The one senior manager who filled in a review form admitted that “bureaucracy” was a problem at the BBC but also criticised “obsessive public scrutiny from political opponents”.

Elsewhere, a current project manager said:

The culture is part university and part civil service. There is very little fear of failure because there is usually no consequence of failure. If you are coming from the private sector and are used to working with commercial goals in mind, then you might not want to stay too long for fear of losing your edge; apathy can be infectious.”

The BBC was also accused of hypocrisy with regards to its commitment to employ minority groups.

A former employee said: “There is a lot of hot air about diversity but most action is relatively tokenist.

"It is definitely a very white, middle class organisation dominated by people with a classical educational background.”

In all, 24 out of 133 people reviewing the BBC awarded it 5 stars, with ten of those criticising bureacracy or management. Some 43 rated it with 4 stars, 42 gave it three stars, 17 rated it at two stars and seven gave it the lowest rating, one star.
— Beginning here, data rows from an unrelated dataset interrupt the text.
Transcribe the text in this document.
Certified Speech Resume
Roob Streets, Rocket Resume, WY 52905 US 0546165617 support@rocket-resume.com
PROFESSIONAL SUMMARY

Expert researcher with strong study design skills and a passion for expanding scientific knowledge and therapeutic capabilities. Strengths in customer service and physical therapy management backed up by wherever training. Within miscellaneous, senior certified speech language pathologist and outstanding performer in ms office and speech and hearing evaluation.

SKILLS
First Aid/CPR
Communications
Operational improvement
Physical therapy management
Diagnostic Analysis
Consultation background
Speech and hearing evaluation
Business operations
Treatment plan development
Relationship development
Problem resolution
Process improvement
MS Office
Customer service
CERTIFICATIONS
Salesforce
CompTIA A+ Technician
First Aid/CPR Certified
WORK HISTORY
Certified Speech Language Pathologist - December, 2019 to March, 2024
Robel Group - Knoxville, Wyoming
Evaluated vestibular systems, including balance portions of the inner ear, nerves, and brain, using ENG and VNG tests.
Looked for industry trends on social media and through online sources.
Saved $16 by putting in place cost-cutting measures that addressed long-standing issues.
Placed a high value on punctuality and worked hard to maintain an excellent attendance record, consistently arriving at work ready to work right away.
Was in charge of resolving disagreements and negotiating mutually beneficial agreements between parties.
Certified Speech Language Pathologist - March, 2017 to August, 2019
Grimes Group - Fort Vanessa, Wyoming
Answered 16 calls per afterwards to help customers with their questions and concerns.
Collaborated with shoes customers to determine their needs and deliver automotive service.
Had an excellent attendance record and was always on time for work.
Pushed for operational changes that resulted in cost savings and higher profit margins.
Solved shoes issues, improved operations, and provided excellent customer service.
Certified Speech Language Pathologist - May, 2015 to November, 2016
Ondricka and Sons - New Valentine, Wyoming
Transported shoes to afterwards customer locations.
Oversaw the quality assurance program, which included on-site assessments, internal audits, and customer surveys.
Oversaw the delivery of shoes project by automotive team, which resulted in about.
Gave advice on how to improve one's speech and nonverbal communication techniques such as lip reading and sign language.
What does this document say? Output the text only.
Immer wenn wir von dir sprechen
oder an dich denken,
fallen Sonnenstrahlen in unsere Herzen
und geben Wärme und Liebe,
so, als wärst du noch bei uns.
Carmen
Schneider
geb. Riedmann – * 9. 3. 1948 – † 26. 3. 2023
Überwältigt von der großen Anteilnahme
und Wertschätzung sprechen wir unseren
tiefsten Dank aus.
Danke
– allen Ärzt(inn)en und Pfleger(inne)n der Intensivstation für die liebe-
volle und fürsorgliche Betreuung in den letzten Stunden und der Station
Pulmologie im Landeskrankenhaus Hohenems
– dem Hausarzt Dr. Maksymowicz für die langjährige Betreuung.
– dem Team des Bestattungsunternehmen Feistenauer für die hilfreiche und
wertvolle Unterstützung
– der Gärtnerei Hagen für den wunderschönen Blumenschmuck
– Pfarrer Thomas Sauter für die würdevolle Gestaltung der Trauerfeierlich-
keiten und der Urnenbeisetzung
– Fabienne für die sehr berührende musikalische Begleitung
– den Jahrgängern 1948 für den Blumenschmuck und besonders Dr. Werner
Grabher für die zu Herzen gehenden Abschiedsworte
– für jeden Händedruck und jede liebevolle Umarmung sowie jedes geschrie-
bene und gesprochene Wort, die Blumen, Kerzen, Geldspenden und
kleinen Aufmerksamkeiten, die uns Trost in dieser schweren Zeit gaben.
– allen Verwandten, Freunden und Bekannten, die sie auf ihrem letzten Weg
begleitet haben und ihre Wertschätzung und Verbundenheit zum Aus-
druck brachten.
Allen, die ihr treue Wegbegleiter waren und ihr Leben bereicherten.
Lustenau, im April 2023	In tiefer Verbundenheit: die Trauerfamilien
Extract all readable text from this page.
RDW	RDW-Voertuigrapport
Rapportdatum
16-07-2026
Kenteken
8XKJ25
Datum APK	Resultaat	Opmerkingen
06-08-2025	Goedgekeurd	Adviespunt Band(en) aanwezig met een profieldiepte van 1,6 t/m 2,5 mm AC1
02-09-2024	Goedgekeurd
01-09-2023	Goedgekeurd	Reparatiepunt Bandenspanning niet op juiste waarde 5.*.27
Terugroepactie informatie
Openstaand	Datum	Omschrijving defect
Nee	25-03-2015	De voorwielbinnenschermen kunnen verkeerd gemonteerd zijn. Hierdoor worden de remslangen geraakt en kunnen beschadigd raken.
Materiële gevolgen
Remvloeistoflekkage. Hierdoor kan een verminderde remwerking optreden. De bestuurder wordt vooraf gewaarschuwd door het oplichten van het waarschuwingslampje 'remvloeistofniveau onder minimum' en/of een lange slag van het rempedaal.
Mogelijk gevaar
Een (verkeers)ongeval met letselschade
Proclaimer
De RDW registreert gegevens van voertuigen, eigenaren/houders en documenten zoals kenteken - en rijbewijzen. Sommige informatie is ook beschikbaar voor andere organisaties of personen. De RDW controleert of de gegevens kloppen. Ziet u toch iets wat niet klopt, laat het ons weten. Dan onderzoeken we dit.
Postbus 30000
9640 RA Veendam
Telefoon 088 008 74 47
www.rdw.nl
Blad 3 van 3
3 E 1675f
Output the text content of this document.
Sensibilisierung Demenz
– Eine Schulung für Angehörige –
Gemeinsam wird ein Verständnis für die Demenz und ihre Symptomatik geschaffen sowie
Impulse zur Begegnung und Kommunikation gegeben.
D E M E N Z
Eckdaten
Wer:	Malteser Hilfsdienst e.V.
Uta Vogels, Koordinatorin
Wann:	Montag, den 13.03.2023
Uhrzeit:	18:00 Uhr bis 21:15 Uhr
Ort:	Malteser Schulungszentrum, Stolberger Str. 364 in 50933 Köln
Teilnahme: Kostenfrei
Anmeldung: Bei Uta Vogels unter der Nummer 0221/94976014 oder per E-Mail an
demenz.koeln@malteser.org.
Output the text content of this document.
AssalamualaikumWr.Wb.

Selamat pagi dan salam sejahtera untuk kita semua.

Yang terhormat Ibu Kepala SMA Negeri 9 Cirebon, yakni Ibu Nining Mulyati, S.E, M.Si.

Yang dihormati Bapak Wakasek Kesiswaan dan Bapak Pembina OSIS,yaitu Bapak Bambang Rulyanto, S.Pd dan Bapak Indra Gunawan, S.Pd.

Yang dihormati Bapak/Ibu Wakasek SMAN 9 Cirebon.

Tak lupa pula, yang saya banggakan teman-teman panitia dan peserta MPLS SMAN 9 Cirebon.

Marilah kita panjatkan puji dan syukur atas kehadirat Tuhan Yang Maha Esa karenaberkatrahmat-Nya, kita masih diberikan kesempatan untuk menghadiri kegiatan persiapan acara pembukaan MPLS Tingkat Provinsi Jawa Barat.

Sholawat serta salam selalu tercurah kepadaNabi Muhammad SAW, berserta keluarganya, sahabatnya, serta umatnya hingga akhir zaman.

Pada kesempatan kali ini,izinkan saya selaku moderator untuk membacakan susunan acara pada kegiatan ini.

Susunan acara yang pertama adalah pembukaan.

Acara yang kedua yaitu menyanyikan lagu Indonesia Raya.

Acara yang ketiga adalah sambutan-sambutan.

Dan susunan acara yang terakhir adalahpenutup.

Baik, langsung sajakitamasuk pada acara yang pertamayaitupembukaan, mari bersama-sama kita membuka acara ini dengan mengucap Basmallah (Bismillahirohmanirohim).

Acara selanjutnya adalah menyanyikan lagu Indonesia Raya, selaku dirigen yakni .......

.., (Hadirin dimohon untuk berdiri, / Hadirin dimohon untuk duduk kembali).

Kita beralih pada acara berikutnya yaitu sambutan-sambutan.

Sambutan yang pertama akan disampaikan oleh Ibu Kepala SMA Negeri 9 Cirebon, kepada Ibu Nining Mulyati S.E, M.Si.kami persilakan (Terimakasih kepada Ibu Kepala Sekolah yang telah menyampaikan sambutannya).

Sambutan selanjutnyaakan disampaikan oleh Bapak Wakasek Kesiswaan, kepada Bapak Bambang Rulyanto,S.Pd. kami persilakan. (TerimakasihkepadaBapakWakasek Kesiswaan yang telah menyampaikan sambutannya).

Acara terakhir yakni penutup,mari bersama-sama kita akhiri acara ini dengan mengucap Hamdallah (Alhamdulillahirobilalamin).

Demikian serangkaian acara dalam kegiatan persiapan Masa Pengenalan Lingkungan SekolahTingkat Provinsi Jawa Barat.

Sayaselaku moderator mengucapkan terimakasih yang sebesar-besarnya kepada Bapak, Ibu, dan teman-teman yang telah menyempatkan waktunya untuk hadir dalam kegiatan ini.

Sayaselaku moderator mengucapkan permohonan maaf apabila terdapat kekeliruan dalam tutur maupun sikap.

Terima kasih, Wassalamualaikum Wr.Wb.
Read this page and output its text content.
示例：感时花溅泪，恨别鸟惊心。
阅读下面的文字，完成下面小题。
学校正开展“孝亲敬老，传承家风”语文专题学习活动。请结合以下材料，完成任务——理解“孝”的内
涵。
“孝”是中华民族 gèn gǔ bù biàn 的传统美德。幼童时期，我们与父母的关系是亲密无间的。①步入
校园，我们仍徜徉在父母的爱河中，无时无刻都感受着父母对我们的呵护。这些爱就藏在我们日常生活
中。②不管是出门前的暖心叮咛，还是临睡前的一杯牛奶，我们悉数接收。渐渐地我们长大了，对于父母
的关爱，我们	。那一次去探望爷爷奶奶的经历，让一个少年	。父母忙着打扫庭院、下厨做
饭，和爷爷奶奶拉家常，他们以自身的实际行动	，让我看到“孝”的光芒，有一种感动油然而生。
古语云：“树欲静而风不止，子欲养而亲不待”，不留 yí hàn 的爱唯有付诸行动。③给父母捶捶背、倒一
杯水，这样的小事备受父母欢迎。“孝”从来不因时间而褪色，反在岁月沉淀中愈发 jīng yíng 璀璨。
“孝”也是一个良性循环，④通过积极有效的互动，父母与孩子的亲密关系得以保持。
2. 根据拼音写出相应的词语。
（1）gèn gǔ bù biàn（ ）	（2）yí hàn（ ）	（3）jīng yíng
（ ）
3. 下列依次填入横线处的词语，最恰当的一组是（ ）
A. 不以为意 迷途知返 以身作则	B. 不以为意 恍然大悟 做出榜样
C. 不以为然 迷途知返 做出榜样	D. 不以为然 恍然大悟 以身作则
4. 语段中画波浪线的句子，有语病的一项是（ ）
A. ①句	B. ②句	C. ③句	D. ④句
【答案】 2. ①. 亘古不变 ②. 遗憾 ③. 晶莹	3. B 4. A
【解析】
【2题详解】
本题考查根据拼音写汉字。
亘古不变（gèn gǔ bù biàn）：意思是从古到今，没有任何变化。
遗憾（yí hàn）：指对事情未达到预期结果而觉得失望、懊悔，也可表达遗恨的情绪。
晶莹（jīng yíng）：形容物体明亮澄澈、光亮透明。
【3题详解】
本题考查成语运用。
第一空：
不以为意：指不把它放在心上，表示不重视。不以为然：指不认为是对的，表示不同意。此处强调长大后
Elsewhere on the Glassdoor website, Channel 4 scored an average of 4.6 stars (from seven reviews), Sky 3.2 (from 162 reviews), ITV 3.1 (from 18 reviews) and ITN three (from three reviews).

Press Gazette has so far researched BBC in the most depth because it is the biggest media organisation in the UK, employing 8,000 editorial staff in BBC News alone.

A BBC spokesman said: "We're pleased that so many people enjoy working at the BBC and note that we have received higher scores in every category than the publishers of the Press Gazette."

Press Gazette is published by Progressive Media International which is not reviewed on Glassdoor, however there are seven reviews for parent group Progressive Media Group, which give it an average rating of three stars out of five.